"What is it?" asked Lestrange.

"A boat," he replied. "Hand me that glass you will find in the sling there."

He levelled the glass, and looked for a long time without speaking.

"It's a boat adrift--a small boat, nothing in her. Stay! I see something white, can't make it out. Hi there!"--to the fellow at the wheel. "Keep her a point more to starboard." He got on to the deck.

"We're going dead on for her."

"Is there any one in her?" asked Lestrange.

"Can't quite make out, but I'll lower the whale-boat and fetch her alongside."

He gave orders for the whale-boat to be slung out and manned.

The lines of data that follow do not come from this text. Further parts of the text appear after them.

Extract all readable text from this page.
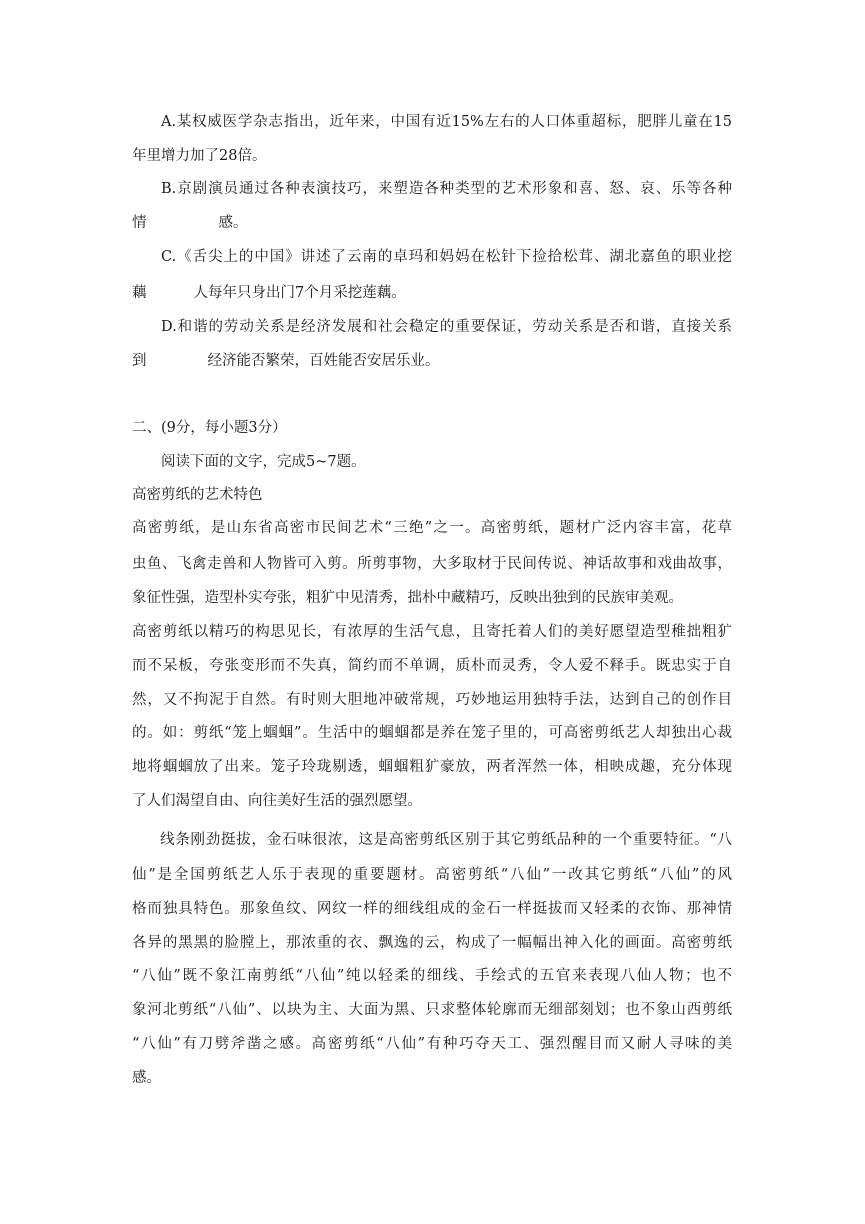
A.某权威医学杂志指出，近年来，中国有近15%左右的人口体重超标，肥胖儿童在15
年里增力加了28倍。
B.京剧演员通过各种表演技巧，来塑造各种类型的艺术形象和喜、怒、哀、乐等各种
情	感。
C.《舌尖上的中国》讲述了云南的卓玛和妈妈在松针下捡拾松茸、湖北嘉鱼的职业挖
藕	人每年只身出门7个月采挖莲藕。
D.和谐的劳动关系是经济发展和社会稳定的重要保证，劳动关系是否和谐，直接关系
到	经济能否繁荣，百姓能否安居乐业。
二、(9分，每小题3分）
阅读下面的文字，完成5~7题。
高密剪纸的艺术特色
高密剪纸，是山东省高密市民间艺术“三绝”之一。高密剪纸，题材广泛内容丰富，花草
虫鱼、飞禽走兽和人物皆可入剪。所剪事物，大多取材于民间传说、神话故事和戏曲故事，
象征性强，造型朴实夸张，粗犷中见清秀，拙朴中藏精巧，反映出独到的民族审美观。
高密剪纸以精巧的构思见长，有浓厚的生活气息，且寄托着人们的美好愿望造型稚拙粗犷
而不呆板，夸张变形而不失真，简约而不单调，质朴而灵秀，令人爱不释手。既忠实于自
然，又不拘泥于自然。有时则大胆地冲破常规，巧妙地运用独特手法，达到自己的创作目
的。如：剪纸“笼上蝈蝈”。生活中的蝈蝈都是养在笼子里的，可高密剪纸艺人却独出心裁
地将蝈蝈放了出来。笼子玲珑剔透，蝈蝈粗犷豪放，两者浑然一体，相映成趣，充分体现
了人们渴望自由、向往美好生活的强烈愿望。
线条刚劲挺拔，金石味很浓，这是高密剪纸区别于其它剪纸品种的一个重要特征。“八
仙”是全国剪纸艺人乐于表现的重要题材。高密剪纸“八仙”一改其它剪纸“八仙”的风
格而独具特色。那象鱼纹、网纹一样的细线组成的金石一样挺拔而又轻柔的衣饰、那神情
各异的黑黑的脸膛上，那浓重的衣、飘逸的云，构成了一幅幅出神入化的画面。高密剪纸
“八仙”既不象江南剪纸“八仙”纯以轻柔的细线、手绘式的五官来表现八仙人物；也不
象河北剪纸“八仙”、以块为主、大面为黑、只求整体轮廓而无细部刻划；也不象山西剪纸
“八仙”有刀劈斧凿之感。高密剪纸“八仙”有种巧夺天工、强烈醒目而又耐人寻味的美
感。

As they approached nearer, it was evident that the drifting boat, which looked like a ship's dinghy, contained something, but what, could not be made out.

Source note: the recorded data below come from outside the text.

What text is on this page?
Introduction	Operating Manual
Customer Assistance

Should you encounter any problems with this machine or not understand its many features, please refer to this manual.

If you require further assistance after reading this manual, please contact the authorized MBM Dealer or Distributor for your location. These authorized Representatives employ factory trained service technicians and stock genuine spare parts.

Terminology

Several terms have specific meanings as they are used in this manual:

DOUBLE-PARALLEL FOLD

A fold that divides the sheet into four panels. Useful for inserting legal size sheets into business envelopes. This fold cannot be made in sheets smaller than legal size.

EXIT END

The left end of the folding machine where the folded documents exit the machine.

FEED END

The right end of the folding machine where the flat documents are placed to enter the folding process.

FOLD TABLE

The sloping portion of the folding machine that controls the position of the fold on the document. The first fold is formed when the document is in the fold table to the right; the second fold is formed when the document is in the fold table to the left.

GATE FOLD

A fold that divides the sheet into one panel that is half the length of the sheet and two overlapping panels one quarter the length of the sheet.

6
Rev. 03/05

When he had approached near enough, Stannistreet put the helm down and brought the schooner to, with her sails all shivering. He took his place in the bow of the whale-boat and Lestrange in the stern. The boat was lowered, the falls cast off, and the oars bent to the water.

The little dinghy made a mournful picture as she floated, looking scarcely bigger than a walnut shell. In thirty strokes the whaleboat's nose was touching her quarter. Stannistreet grasped her gunwale.

In the bottom of the dinghy lay a girl, naked all but for a strip of coloured striped material. One of her arms was clasped round the neck of a form that was half hidden by her body, the other clasped partly to herself, partly to her companion, the body of a baby. They were natives, evidently, wrecked or lost by some mischance from some inter-island schooner. Their breasts rose and fell gently, and clasped in the girl's hand was a branch of some tree, and on the branch a single withered berry.

"Are they dead?" asked Lestrange, who divined that there were people in the boat, and who was standing up in the stern of the whale-boat trying to see.

"No," said Stannistreet; "they are asleep."